The Brooklyn-based nonprofit Van Alen Institute and the Urban Design Forum have unveiled a new digital toolkit that features over 40 design-driven strategies, guidelines, prototypes, and other resources meant to support safe and community-focused recovery and reopening efforts during—and in the wake of—the coronavirus pandemic.
Although the resources were generated by New York City neighborhood-specific working groups as part of the Neighborhoods Now rapid-response initiative, many of the tools that are now freely available to access at neighborhoodsnow.nyc can be applied to any neighborhood in any city that’s looking for a helping hand as communities attempt to move forward and reopen.
Neighborhoods Now, which pairs community organizations with coordinating interdisciplinary design firms to form dedicated working groups focused on recovery and reopening tactics in a quintet of New York neighborhoods, was first launched in mid-June. Bedford-Stuyvesant, Brooklyn; Jackson Heights, Queens; Kingsbridge, the Bronx, and the Washington Heights section of Upper Manhattan were the initial four neighborhoods involved in the effort, with the Lower East Side joining the initiative later.

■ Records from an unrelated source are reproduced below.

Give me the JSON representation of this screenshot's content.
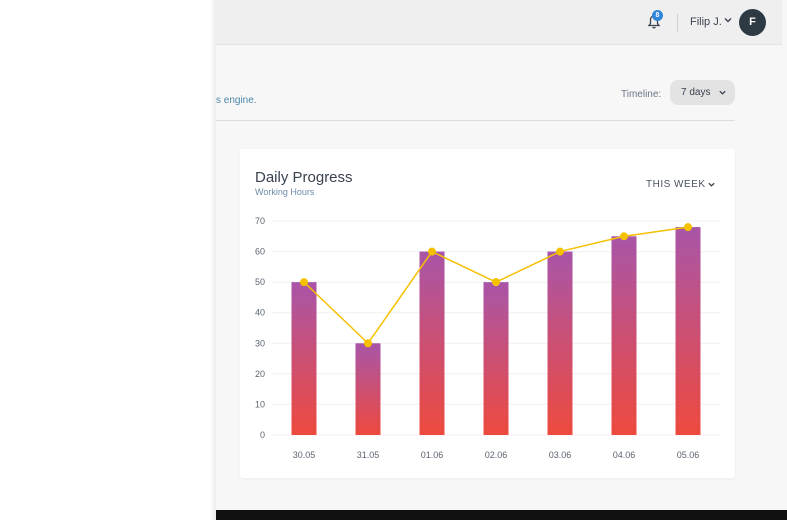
{
  "header": {
    "notification_count": "8",
    "user_name": "Filip J.",
    "avatar_initial": "F"
  },
  "page": {
    "subtitle": "s engine.",
    "timeline_label": "Timeline:",
    "timeline_value": "7 days"
  },
  "card": {
    "title": "Daily Progress",
    "subtitle": "Working Hours",
    "period": "THIS WEEK"
  },
  "colors": {
    "bar_top": "#a855a8",
    "bar_bottom": "#ee4a3e",
    "line": "#f5c000",
    "avatar": "#2d3a44",
    "badge": "#2f86d6"
  },
  "chart_data": {
    "type": "bar",
    "categories": [
      "30.05",
      "31.05",
      "01.06",
      "02.06",
      "03.06",
      "04.06",
      "05.06"
    ],
    "series": [
      {
        "type": "bar",
        "values": [
          50,
          30,
          60,
          50,
          60,
          65,
          68
        ]
      },
      {
        "type": "line",
        "values": [
          50,
          30,
          60,
          50,
          60,
          65,
          68
        ]
      }
    ],
    "y_ticks": [
      0,
      10,
      20,
      30,
      40,
      50,
      60,
      70
    ],
    "ylim": [
      0,
      70
    ],
    "grid": true
  }
}
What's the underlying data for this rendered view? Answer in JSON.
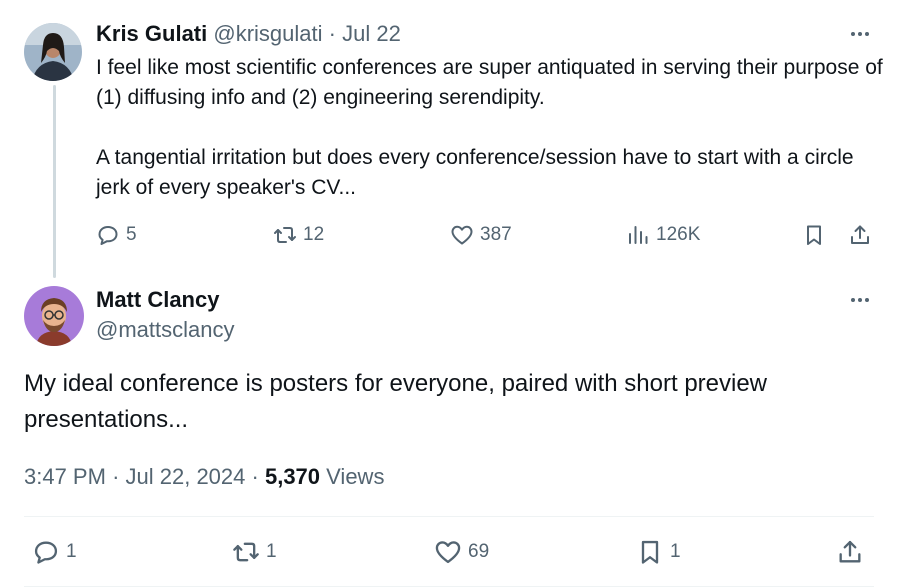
{
  "parent": {
    "author_name": "Kris Gulati",
    "handle": "@krisgulati",
    "separator": "·",
    "date": "Jul 22",
    "text": "I feel like most scientific conferences are super antiquated in serving their purpose of (1) diffusing info and (2) engineering serendipity.\n\nA tangential irritation but does every conference/session have to start with a circle jerk of every speaker's CV...",
    "replies": "5",
    "reposts": "12",
    "likes": "387",
    "views": "126K"
  },
  "main": {
    "author_name": "Matt Clancy",
    "handle": "@mattsclancy",
    "text": "My ideal conference is posters for everyone, paired with short preview presentations...",
    "time": "3:47 PM",
    "sep1": "·",
    "date": "Jul 22, 2024",
    "sep2": "·",
    "views_count": "5,370",
    "views_label": "Views",
    "replies": "1",
    "reposts": "1",
    "likes": "69",
    "bookmarks": "1"
  },
  "icons": {
    "reply": "reply-icon",
    "repost": "repost-icon",
    "like": "heart-icon",
    "views": "analytics-icon",
    "bookmark": "bookmark-icon",
    "share": "share-icon",
    "more": "more-icon"
  },
  "colors": {
    "text": "#0f1419",
    "muted": "#536471",
    "thread_line": "#cfd9de",
    "matt_avatar_bg": "#a77bd9"
  }
}
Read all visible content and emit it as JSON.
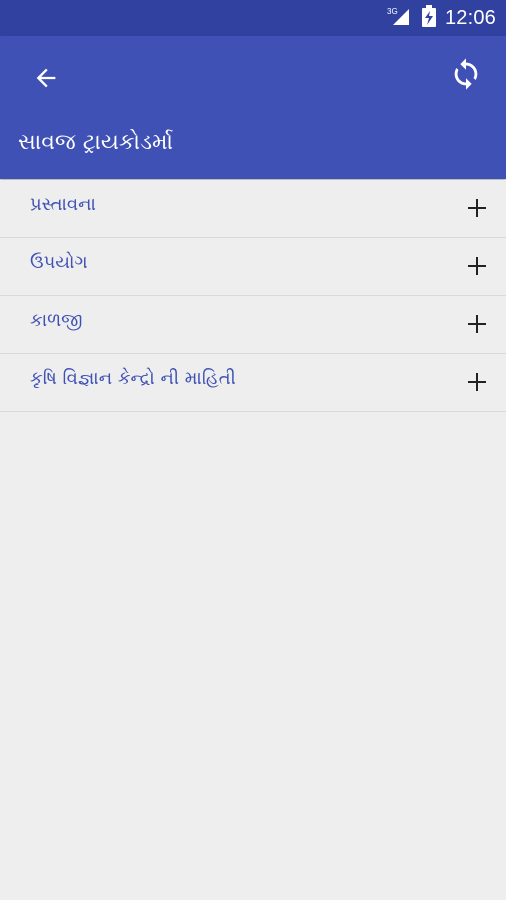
{
  "status_bar": {
    "network": "3G",
    "time": "12:06",
    "icons": [
      "signal-3g-icon",
      "battery-charging-icon"
    ]
  },
  "toolbar": {
    "back_icon": "arrow-back-icon",
    "refresh_icon": "refresh-icon",
    "title": "સાવજ ટ્રાયકોડર્મા"
  },
  "list": {
    "items": [
      {
        "label": "પ્રસ્તાવના",
        "icon": "plus-icon"
      },
      {
        "label": "ઉપયોગ",
        "icon": "plus-icon"
      },
      {
        "label": "કાળજી",
        "icon": "plus-icon"
      },
      {
        "label": "કૃષિ વિજ્ઞાન કેન્દ્રો ની માહિતી",
        "icon": "plus-icon"
      }
    ]
  },
  "colors": {
    "primary": "#3f51b5",
    "primary_dark": "#3141a0",
    "background": "#eeeeee",
    "label_text": "#3f51b5",
    "icon_dark": "#222222"
  }
}
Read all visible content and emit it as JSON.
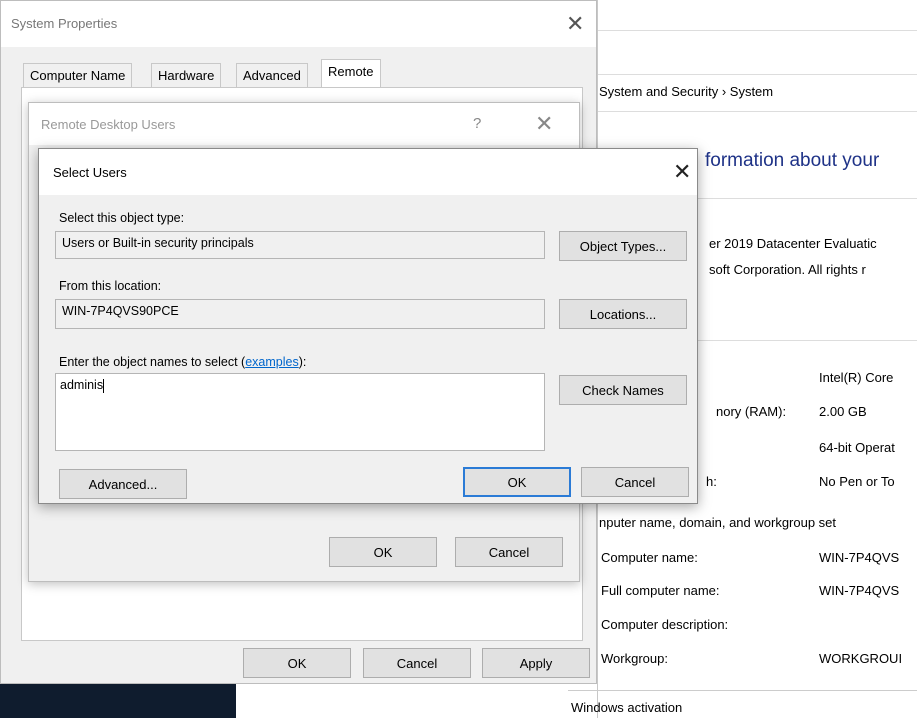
{
  "system_properties": {
    "title": "System Properties",
    "tabs": [
      {
        "label": "Computer Name"
      },
      {
        "label": "Hardware"
      },
      {
        "label": "Advanced"
      },
      {
        "label": "Remote"
      }
    ],
    "ok_label": "OK",
    "cancel_label": "Cancel",
    "apply_label": "Apply"
  },
  "remote_desktop_users": {
    "title": "Remote Desktop Users",
    "help_glyph": "?",
    "ok_label": "OK",
    "cancel_label": "Cancel"
  },
  "select_users": {
    "title": "Select Users",
    "object_type_label": "Select this object type:",
    "object_type_value": "Users or Built-in security principals",
    "object_types_button": "Object Types...",
    "location_label": "From this location:",
    "location_value": "WIN-7P4QVS90PCE",
    "locations_button": "Locations...",
    "names_label_prefix": "Enter the object names to select (",
    "names_label_link": "examples",
    "names_label_suffix": "):",
    "names_value": "adminis",
    "check_names_button": "Check Names",
    "advanced_button": "Advanced...",
    "ok_button": "OK",
    "cancel_button": "Cancel"
  },
  "system_panel": {
    "breadcrumb": "System and Security  ›  System",
    "heading": "formation about your",
    "edition_line": "er 2019 Datacenter Evaluatic",
    "copyright_line": "soft Corporation. All rights r",
    "processor_value": "Intel(R) Core",
    "memory_label": "nory (RAM):",
    "memory_value": "2.00 GB",
    "system_type_value": "64-bit Operat",
    "pen_label": "h:",
    "pen_value": "No Pen or To",
    "section_title": "nputer name, domain, and workgroup set",
    "computer_name_label": "Computer name:",
    "computer_name_value": "WIN-7P4QVS",
    "full_name_label": "Full computer name:",
    "full_name_value": "WIN-7P4QVS",
    "description_label": "Computer description:",
    "workgroup_label": "Workgroup:",
    "workgroup_value": "WORKGROUI",
    "activation_title": "Windows activation"
  },
  "colors": {
    "link": "#0066cc",
    "heading": "#1e3287",
    "focus": "#2b7bd6",
    "taskbar": "#0f1c2e"
  }
}
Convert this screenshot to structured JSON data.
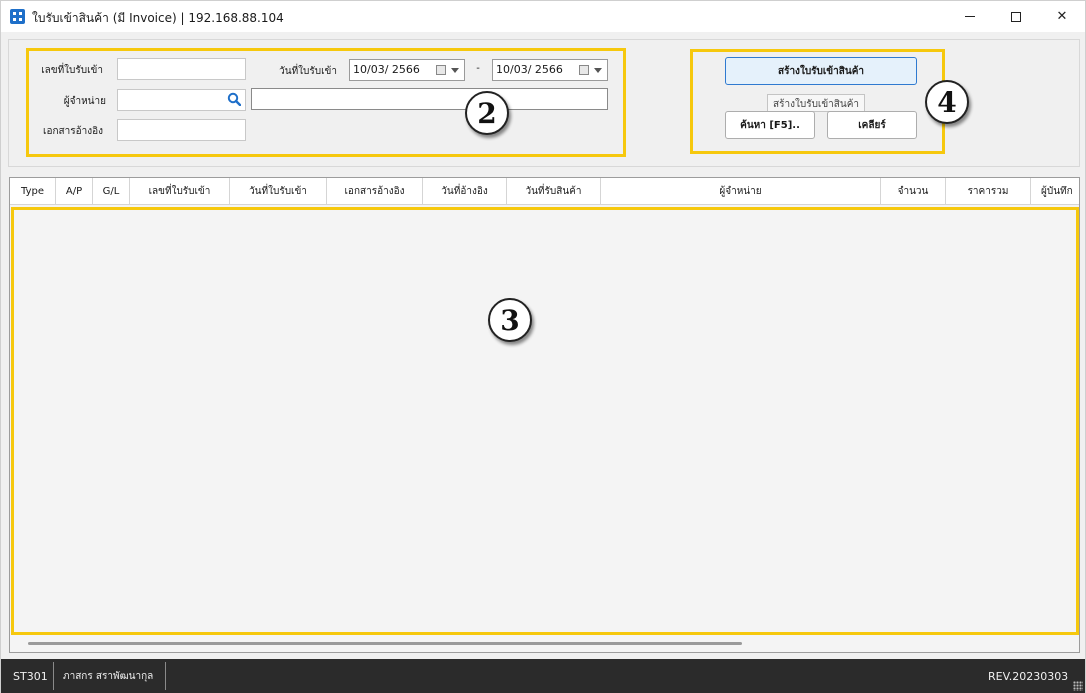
{
  "window": {
    "title": "ใบรับเข้าสินค้า (มี Invoice) | 192.168.88.104",
    "minimize": "—",
    "maximize": "☐",
    "close": "✕"
  },
  "filters": {
    "receipt_no_label": "เลขที่ใบรับเข้า",
    "receipt_no_value": "",
    "vendor_label": "ผู้จำหน่าย",
    "vendor_code_value": "",
    "vendor_name_value": "",
    "reference_label": "เอกสารอ้างอิง",
    "reference_value": "",
    "receipt_date_label": "วันที่ใบรับเข้า",
    "date_from": "10/03/  2566",
    "date_separator": "-",
    "date_to": "10/03/  2566"
  },
  "actions": {
    "create_label": "สร้างใบรับเข้าสินค้า",
    "create_tooltip": "สร้างใบรับเข้าสินค้า",
    "search_label": "ค้นหา [F5]..",
    "clear_label": "เคลียร์"
  },
  "grid": {
    "columns": [
      "Type",
      "A/P",
      "G/L",
      "เลขที่ใบรับเข้า",
      "วันที่ใบรับเข้า",
      "เอกสารอ้างอิง",
      "วันที่อ้างอิง",
      "วันที่รับสินค้า",
      "ผู้จำหน่าย",
      "จำนวน",
      "ราคารวม",
      "ผู้บันทึก"
    ]
  },
  "callouts": {
    "filters": "2",
    "grid": "3",
    "actions": "4"
  },
  "status": {
    "form_code": "ST301",
    "user_name": "ภาสกร สราพัฒนากุล",
    "revision": "REV.20230303"
  },
  "colors": {
    "highlight": "#f6c80d",
    "status_bar": "#2b2b2b",
    "primary_button": "#e5f1fb",
    "search_icon": "#1e6fc9"
  }
}
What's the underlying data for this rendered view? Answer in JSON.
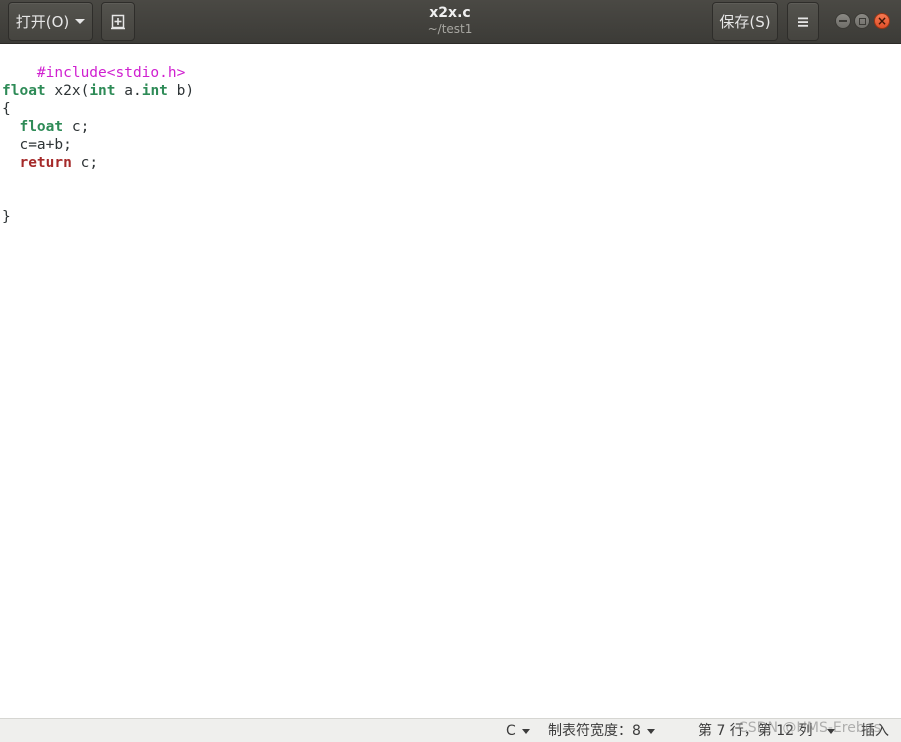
{
  "header": {
    "open_label": "打开(O)",
    "save_label": "保存(S)",
    "title": "x2x.c",
    "subtitle": "~/test1",
    "icons": {
      "open_dropdown": "chevron-down-icon",
      "new_tab": "new-document-icon",
      "menu": "hamburger-menu-icon",
      "minimize": "minimize-icon",
      "maximize": "maximize-icon",
      "close": "close-icon"
    }
  },
  "editor": {
    "line1": {
      "pre": "#include<stdio.h>"
    },
    "line3": {
      "t1": "float",
      "t2": " x2x(",
      "t3": "int",
      "t4": " a.",
      "t5": "int",
      "t6": " b)"
    },
    "line4": {
      "t1": "{"
    },
    "line5": {
      "t1": "  ",
      "t2": "float",
      "t3": " c;"
    },
    "line6": {
      "t1": "  c=a+b;"
    },
    "line7": {
      "t1": "  ",
      "t2": "return",
      "t3": " c;"
    },
    "line10": {
      "t1": "}"
    }
  },
  "statusbar": {
    "language": "C",
    "tab_width": "制表符宽度：8",
    "cursor_position": "第 7 行，第 12 列",
    "insert_mode": "插入",
    "watermark": "CSDN @HMS-Erebus"
  },
  "colors": {
    "header_bg": "#3c3b37",
    "type_keyword": "#2e8b57",
    "return_keyword": "#a52a2a",
    "preprocessor": "#d020d0",
    "close_button": "#e95420"
  }
}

At the beginning of September, the various schemes generated by each Neighborhoods working group were publicly revealed and included street beautification efforts, outdoor dining barriers, pop-up playgrounds, outdoor art and cultural spaces, and more. With the release of the online toolkit, the Van Alen Institute has also shared the news that it has raised $100,000 that will go toward the realization of the aforementioned schemes. Some, including in hard-hit, culturally diverse Jackson Heights, have already begun to be implemented.
“Neighborhoods Now has brought equity to our community by providing direct assistance to the [neediest] small businesses and free planning services to our organization,” said Leslie Ramos, executive director of Jackson Height’s 82nd Street Partnership, which teamed with SO – IL as coordinating firm for its working group, in a statement. “Without this initiative, it would have taken us years to do the work accomplished in just a few weeks.”
As for the toolkit, its multitude of resources—which will continue to grow as new designs and strategies are generated—fall under a dozen searchable categories including signage/pamphlets, barrier, display, legal/outreach, arts, public space, and restaurants.
Many resources are also available for instant download, including a series of reopening guides created by the Bedford Stuyvesant Restoration Corporation with coordinating firm KPF and attention-grabbing COVID-19 safety PSA posters, available in four different languages or sans text, that were designed by Pentagram in collaboration with the 82nd Street Partnership.
“For us, the Neighborhoods Now project has provided an extraordinary opportunity to serve our city at a critical time,” said James von Klemperer, president of KPF. “Working closely with the Restoration Corporation to help the Bed-Stuy community to stay functional in this COVID period has been both productive and faith-inspiring. I hope this work will open up doors for us all to be more engaged in the future.”